We sat in silence after that, the night fast approaching, the crickets just beginning to arise in song. Mary Burns glanced at the house, to Sunny’s bedroom window, which was still lighted. Shadows moved along a wall. They were already late for the dance, but it didn’t seem to matter. It was one of those moments that appear to take forever, though somehow everything was the better for it. I didn’t wish to go further in the conversation, nor did she, and if there was one true thing that we shared during our relations, it was that neither of us, for better or worse, had much stomach for these engagements, for taking certain issues to the necessary lengths. We rather floated the deep waters, just barely treading, although now I see how my friend Mary Burns held onto things more gravely than I, certain notions staying with her longer, more tightly clasped, so that in the end we were much farther apart in our feelings than I had ever imagined.

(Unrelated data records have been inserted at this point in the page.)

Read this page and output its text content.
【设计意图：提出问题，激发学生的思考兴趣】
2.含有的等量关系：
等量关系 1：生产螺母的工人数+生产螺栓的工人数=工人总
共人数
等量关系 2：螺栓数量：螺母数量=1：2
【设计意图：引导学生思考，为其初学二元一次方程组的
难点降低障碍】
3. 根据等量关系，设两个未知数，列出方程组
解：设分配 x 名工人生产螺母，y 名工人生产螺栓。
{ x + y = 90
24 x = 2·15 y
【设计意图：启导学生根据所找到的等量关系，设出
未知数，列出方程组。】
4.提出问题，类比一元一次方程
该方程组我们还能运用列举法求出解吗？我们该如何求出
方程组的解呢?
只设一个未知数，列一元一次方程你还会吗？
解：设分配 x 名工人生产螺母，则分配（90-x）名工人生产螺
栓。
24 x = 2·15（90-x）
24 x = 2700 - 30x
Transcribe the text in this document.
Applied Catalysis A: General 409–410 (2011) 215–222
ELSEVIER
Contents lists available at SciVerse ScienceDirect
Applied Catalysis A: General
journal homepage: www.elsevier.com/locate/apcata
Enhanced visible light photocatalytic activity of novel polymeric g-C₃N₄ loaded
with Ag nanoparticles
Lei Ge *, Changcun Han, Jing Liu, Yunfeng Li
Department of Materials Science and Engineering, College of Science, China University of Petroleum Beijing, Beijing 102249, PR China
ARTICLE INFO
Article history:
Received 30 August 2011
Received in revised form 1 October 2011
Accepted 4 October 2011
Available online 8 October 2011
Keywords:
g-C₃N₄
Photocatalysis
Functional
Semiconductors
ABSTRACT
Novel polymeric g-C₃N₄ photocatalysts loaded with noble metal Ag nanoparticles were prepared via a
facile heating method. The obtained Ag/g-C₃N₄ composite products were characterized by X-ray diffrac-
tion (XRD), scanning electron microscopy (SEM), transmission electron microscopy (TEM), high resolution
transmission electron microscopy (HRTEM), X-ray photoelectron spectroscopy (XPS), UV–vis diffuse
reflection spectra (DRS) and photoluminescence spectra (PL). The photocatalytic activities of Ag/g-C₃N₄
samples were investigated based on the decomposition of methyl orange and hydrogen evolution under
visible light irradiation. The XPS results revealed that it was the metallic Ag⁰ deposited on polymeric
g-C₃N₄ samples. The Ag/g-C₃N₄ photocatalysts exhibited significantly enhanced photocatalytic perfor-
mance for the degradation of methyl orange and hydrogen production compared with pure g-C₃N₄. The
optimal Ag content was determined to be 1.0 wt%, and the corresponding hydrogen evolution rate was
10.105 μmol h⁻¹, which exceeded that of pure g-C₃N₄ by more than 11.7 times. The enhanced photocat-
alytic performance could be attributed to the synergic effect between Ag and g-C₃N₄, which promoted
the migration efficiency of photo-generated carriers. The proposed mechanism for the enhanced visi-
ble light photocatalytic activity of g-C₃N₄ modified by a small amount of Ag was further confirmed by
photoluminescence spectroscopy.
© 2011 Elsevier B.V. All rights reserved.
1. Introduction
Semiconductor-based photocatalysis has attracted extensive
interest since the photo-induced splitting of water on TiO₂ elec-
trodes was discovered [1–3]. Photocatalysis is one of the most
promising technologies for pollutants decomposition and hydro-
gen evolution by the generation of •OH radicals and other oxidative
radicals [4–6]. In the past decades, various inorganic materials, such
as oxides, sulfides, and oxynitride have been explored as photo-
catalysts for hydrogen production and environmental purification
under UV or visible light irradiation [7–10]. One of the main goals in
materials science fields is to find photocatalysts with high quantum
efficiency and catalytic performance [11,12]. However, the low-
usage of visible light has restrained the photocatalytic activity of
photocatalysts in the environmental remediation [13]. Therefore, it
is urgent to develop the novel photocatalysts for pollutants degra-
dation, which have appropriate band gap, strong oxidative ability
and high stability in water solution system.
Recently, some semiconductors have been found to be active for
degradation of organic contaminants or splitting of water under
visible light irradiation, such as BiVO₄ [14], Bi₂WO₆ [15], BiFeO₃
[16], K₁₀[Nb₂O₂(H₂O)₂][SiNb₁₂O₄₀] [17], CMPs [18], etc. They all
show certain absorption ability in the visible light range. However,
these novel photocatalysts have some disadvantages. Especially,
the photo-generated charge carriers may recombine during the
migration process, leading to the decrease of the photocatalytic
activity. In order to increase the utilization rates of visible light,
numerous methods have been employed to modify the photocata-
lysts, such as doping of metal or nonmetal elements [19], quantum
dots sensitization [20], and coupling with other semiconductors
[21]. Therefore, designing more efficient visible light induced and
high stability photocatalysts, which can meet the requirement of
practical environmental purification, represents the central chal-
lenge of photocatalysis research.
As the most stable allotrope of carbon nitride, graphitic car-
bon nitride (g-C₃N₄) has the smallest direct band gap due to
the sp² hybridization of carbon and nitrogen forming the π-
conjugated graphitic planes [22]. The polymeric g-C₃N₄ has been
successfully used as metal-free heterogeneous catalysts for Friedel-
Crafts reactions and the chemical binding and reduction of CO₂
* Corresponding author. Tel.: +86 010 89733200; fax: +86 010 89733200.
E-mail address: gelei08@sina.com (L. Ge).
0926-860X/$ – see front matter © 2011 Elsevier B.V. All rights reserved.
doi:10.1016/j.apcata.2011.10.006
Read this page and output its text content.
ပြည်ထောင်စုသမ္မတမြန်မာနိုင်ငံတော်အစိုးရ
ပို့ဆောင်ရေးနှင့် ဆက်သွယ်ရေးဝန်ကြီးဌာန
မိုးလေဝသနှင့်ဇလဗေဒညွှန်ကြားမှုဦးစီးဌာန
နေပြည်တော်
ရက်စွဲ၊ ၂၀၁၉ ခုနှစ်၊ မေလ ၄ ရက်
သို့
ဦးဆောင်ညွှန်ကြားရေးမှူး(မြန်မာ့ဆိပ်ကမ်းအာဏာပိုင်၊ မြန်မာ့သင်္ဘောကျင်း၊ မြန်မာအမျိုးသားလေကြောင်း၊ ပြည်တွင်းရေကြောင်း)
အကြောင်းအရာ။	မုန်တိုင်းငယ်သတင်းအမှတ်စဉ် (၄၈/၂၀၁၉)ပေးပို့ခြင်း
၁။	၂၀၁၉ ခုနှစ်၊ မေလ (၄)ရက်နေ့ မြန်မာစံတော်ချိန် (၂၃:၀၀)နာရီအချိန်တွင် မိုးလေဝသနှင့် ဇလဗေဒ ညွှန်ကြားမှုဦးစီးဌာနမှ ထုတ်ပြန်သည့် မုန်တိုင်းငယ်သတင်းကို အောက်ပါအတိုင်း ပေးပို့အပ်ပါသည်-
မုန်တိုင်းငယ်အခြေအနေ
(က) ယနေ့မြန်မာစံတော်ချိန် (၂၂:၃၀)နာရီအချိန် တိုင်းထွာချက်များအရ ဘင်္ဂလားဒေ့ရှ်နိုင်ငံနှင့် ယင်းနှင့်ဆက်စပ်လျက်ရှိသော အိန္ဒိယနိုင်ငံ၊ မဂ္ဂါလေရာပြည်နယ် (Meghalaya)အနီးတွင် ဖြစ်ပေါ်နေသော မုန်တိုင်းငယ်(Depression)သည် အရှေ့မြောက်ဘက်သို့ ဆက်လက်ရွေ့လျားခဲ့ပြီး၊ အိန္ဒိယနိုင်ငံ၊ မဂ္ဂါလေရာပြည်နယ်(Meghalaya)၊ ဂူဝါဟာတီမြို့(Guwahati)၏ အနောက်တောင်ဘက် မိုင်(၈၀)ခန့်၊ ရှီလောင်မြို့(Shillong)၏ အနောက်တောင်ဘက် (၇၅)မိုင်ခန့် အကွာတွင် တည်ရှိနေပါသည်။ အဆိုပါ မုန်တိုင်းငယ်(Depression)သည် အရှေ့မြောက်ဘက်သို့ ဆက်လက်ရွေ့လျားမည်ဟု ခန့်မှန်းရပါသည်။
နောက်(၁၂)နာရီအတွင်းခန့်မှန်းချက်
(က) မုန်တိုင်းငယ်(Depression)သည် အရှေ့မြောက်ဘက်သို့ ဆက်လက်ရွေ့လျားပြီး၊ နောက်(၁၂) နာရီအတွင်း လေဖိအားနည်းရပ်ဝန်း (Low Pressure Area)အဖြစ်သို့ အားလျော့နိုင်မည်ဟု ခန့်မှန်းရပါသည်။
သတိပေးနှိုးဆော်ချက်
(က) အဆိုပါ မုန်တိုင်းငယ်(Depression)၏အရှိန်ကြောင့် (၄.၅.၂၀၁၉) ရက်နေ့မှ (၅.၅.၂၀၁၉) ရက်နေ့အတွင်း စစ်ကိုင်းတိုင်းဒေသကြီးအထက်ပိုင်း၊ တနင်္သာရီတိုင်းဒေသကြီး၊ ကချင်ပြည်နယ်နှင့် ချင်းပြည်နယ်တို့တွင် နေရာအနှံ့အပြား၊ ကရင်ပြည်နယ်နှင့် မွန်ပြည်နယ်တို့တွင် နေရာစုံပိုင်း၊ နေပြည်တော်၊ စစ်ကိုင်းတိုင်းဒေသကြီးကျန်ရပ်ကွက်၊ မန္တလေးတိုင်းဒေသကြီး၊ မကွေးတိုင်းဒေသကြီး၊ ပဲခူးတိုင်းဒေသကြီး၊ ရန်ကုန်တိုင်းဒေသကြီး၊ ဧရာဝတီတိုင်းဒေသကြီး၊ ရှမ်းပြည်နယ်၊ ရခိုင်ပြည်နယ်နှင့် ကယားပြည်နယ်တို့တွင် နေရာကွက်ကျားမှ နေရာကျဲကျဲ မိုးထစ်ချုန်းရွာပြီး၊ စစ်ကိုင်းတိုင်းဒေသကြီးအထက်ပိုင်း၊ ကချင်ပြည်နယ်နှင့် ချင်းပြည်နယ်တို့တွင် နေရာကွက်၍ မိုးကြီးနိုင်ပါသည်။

Sunny finally came out the patio doors, dressed in a resplendent swath of white. She and Mary Burns had decided on the outfit together the weekend before, on a shopping junket down to the city. It was a very handsome choice. The dress came just up to her darkly suntanned shoulders, the delicate material clinging to her torso but not so tightly as to be indecent, the handsome drape conveying only the suggestion of the young woman beneath. But the young woman was certainly there, too, the near adultness of her, and the sight of that shape made me realize why she had asked me to remain at home. It wasn’t at all what Sunny had said in the store, about people liking me too much, or (as I had imagined it) her jealousy of Mary Burns, or even what was ventured of how I treated her, which was probably true enough. It was her bodily presence, the sheer, becoming whiteness of her limbs and skin and face and eyes. She was beautiful, yes. Exceptionally so. But it was also the other character of her beauty, its dark and willful visage, and with it, the growing measure of independence she would exercise over her world and over me, that she had hoped to keep hidden a little longer.